A fashion show with young kung fu warriors from the Shaolin Temple flying through the air -- it's unusual. Clad in red, they kicked, whirled whips and brandished swords while executing heart-stopping martial arts manoeuvres. The Beijing crowd loved designer John Galliano's flashy opening for his 2003-2004 fall/winter ready-to-wear Dior collection last Thursday.
After spending three weeks in China last year, Galliano has obviously been inspired. He even had a troupe of kung fu performers in Paris for the Dior show in January, which delighted his unsuspecting spectators. The Beijing version went off well in the factory setting.
The peeling red painted walls have been preserved while music rocked the floor of Factory 798 -- a former electronics component plant. Despite the shabbiness, there's an air of artistry lingering in the big box of a building. It's Beijing's newest art enclave.

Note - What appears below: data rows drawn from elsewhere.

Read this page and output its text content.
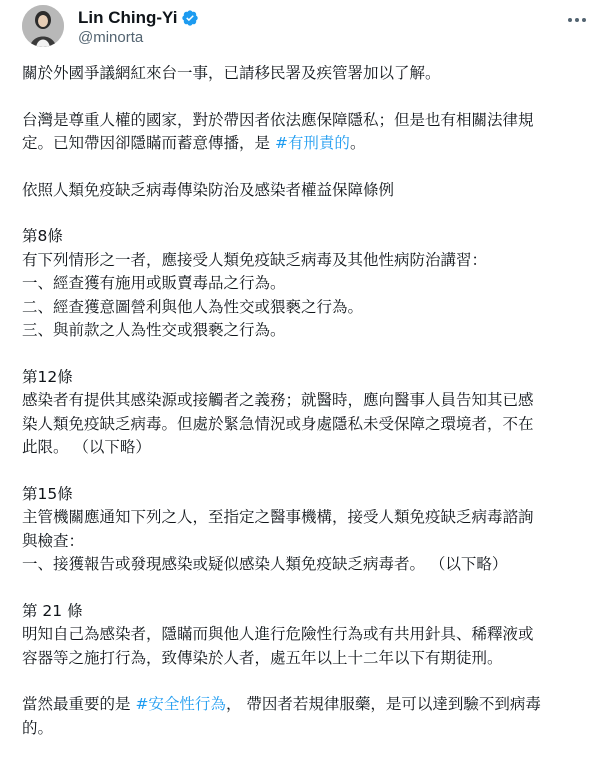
Lin Ching-Yi
@minorta
關於外國爭議網紅來台一事，已請移民署及疾管署加以了解。
台灣是尊重人權的國家，對於帶因者依法應保障隱私；但是也有相關法律規
定。已知帶因卻隱瞞而蓄意傳播，是 #有刑責的。
依照人類免疫缺乏病毒傳染防治及感染者權益保障條例
第8條
有下列情形之一者，應接受人類免疫缺乏病毒及其他性病防治講習：
一、經查獲有施用或販賣毒品之行為。
二、經查獲意圖營利與他人為性交或猥褻之行為。
三、與前款之人為性交或猥褻之行為。
第12條
感染者有提供其感染源或接觸者之義務；就醫時，應向醫事人員告知其已感
染人類免疫缺乏病毒。但處於緊急情況或身處隱私未受保障之環境者，不在
此限。 （以下略）
第15條
主管機關應通知下列之人，至指定之醫事機構，接受人類免疫缺乏病毒諮詢
與檢查：
一、接獲報告或發現感染或疑似感染人類免疫缺乏病毒者。 （以下略）
第 21 條
明知自己為感染者，隱瞞而與他人進行危險性行為或有共用針具、稀釋液或
容器等之施打行為，致傳染於人者，處五年以上十二年以下有期徒刑。
當然最重要的是 #安全性行為， 帶因者若規律服藥，是可以達到驗不到病毒
的。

Painters, sculptors, graphic designers, installation artists and club impresarios use the space to create. The location, the setting, the show was pure Galliano. Often referred to as the "King of Multi-cultural Excess," Dior's top designer is known for satirizing fashion from historical and geographical areas and throwing it into the 21st-century blender.
With this collection, Galliano's trademark use of fabrics stole the thunder in the contest of visual exuberance and creativity. Although his fertile imagination usually impresses, the 2003-2004 fall/winter collection could be termed "down-to-earth" compared to the conceptual mayhem Galliano displayed at Dior's couture collection in January.
Back then he'd just come back from a trip to China and Japan, scandalizing many critics with the extra-outsize scale of his box-shaped, 3D cutting experiments and mind-blowing kaleidoscope of East-meets-West references. Now everything from the January show makes sense, as the inspiration trickles down to the level of wearable, accessible clothes.
Models stalked the lifted catwalk in peach satin jackets with bold organza ruffles worn over skin-tight black rubber trousers, for a look that blended the costume drama of Dangerous Liaisons.
The collection was inspired by dance, from can-can skirts a la Toulouse-Lautrec to the watery green, Degas-style tints used to color the models' faces and bodies.
Take a pink, crystal-embroidered duchesse-satin coat, extravagantly ruffled with layers of organza, or a fragile chiffon dress patterned in mint and yellow.
Rubber leggings, cross-laced up the front, came with a peach-colored, gold-embroidered satin jacket, edged with a multilayer explosion of organza ruffles.
A massive fur in three shades of lilac rode on a tiny, slinky minidress.
The stripes and numbers of football jerseys got thrown onto wispy chiffon.
The black-and-white fish prints from Chinese kites were dramatized into voluminous gowns.
Overall, however, the outfits were better suited to summer, with an off-shoulder peach jersey top and white python mini.
The house's latest must-have -- the "Hardcore Dior" handbag collection -- was further strengthened this season. Shaolin kung fu warriors perform martial arts to open Dior's grand fashion show in Beijing last Thursday.